I laughed. “Yeah,” I said. “I seem to have grown accustomed to a life of flight instead of walking.”
She chuckled quietly. “Well, you and your transportation-snob feet are almost there,” she said. “Just a little longer.”
“Just a little longer,” I repeated to myself. The words were now imprinted upon my soul and played on repeat at the back of my head. “Just a little longer,” I thought as Zuri stopped for a moment and searched the area around us. I quickly realized that we had reached the top of the mountain. I laughed and looked at the beauty which encased us. How the deep jade-green grass floor blended wondrously with the patches of daisy-white snow which hadn’t melted from the last snowstorm. I sighed sadly at the thought that I was only now seeing the world clearly, and I was going to die the next day. Zuri stepped almost silently behind me. I did my best to act as though I hadn’t noticed, knowing it would ruin whatever it was that she was doing. I smiled at her innocence and looked down at my mud-caked, scuffed, hole-ridden black and white high-top Chuck Taylors with pink edging, trying not to think of where I might be in just a few hours.

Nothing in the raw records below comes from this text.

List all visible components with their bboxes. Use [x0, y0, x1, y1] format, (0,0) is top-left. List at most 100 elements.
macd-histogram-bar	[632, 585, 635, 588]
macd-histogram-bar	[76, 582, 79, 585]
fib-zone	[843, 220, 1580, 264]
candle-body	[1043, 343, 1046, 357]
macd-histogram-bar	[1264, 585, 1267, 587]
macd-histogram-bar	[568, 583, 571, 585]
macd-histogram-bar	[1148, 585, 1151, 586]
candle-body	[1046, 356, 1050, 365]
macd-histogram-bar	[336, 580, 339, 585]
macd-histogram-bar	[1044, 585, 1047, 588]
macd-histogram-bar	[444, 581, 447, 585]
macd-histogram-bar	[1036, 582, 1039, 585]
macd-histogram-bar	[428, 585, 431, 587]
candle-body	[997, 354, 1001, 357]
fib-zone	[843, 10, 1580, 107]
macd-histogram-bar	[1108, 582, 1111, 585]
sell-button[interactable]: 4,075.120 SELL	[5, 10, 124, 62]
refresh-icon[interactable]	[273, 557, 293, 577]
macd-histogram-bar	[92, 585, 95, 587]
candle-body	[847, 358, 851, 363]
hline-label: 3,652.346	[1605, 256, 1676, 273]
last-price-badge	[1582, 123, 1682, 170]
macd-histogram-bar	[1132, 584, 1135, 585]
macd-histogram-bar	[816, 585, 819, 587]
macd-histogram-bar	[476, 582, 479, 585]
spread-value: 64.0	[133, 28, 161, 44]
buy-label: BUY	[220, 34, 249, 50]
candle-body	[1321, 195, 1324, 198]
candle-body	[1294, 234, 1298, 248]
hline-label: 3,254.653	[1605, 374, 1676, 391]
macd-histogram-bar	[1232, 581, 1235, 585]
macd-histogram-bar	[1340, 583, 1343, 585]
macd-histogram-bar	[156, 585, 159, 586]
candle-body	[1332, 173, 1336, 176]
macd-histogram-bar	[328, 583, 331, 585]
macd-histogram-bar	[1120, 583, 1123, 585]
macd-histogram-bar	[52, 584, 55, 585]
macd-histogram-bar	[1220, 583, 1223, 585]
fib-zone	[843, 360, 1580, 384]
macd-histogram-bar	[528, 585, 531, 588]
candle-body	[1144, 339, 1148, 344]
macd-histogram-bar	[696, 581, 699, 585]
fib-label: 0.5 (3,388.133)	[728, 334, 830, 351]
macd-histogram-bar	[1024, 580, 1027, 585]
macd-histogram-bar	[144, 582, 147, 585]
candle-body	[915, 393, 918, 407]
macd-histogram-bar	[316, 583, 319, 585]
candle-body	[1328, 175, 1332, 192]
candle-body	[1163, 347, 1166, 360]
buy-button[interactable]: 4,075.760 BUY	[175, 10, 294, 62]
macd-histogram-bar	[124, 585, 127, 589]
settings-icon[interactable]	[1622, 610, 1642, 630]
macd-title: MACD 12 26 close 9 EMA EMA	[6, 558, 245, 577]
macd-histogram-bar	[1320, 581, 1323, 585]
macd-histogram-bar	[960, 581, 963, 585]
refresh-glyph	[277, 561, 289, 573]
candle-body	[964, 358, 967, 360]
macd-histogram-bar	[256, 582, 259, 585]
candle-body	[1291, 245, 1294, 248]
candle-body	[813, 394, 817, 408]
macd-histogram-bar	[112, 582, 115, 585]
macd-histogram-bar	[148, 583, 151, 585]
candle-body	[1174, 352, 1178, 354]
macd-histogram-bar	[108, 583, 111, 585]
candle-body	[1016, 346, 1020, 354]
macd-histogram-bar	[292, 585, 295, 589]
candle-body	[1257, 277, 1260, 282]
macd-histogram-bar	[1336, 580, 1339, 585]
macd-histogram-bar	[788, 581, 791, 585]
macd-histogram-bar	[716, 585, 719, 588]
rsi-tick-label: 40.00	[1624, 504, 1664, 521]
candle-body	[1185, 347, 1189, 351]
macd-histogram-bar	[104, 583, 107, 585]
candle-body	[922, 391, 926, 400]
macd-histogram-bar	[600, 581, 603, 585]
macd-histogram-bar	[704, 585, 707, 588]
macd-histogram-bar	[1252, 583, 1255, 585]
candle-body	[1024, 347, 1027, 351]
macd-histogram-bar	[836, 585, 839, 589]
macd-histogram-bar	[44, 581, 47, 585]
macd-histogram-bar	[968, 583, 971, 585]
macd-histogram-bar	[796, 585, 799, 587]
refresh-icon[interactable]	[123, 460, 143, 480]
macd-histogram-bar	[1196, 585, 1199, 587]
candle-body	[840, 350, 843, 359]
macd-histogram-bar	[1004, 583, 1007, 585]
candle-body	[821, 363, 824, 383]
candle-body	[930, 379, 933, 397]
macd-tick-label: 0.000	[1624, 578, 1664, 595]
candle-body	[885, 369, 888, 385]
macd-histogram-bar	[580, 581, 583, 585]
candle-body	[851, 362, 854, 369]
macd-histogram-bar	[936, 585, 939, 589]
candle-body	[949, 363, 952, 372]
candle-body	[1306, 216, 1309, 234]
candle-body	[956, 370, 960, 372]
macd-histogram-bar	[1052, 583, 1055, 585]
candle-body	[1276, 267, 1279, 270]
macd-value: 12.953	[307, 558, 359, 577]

The world went black. A sigh from behind me exposed the perpetrator. I reached for the cloth material which now darkened my world but was swatted away. I sighed and decided to play along. I waited for a moment in silence, listening to a quiet rustling in the shrubbery surrounding me as Zuri seemed to search for something.
Finally, I heard Zuri walk up behind me, her breath heavy from searching. She opened some kind of box and picked up a small string-like item. The sound of a dropping chain told me that she held a necklace. I smiled warmly at her kindness. “Oliv,” she whispered as she picked up my thick midnight blue hair. I put my hands where hers were so she could put the necklace on me. I listened as she unclasped the necklace and brought it closer to me. “I’ve always wanted a sister,” she told me as the cold metal chain brushed against my neck gently, sending chills up and down my spine. “You know more about me than I think my parents ever did,” she laughed nervously, untying the blindfold. “I’m not usually the kind of person who goes around telling random people her sob story,” she told me, her voice beginning to waver. “You just have something about you that makes me want to spill my guts to you while also hoping that you never leave my side,” Zuri told me as the blindfold fell to the floor. “And for that,” she said, taking my hand and leading me over to a clear puddle of water. I looked at the beautiful sapphire blue crystal necklace and wrapped my arms around her with silent tears streaming down my face. “For that I would like to call you my sister,” she whispered.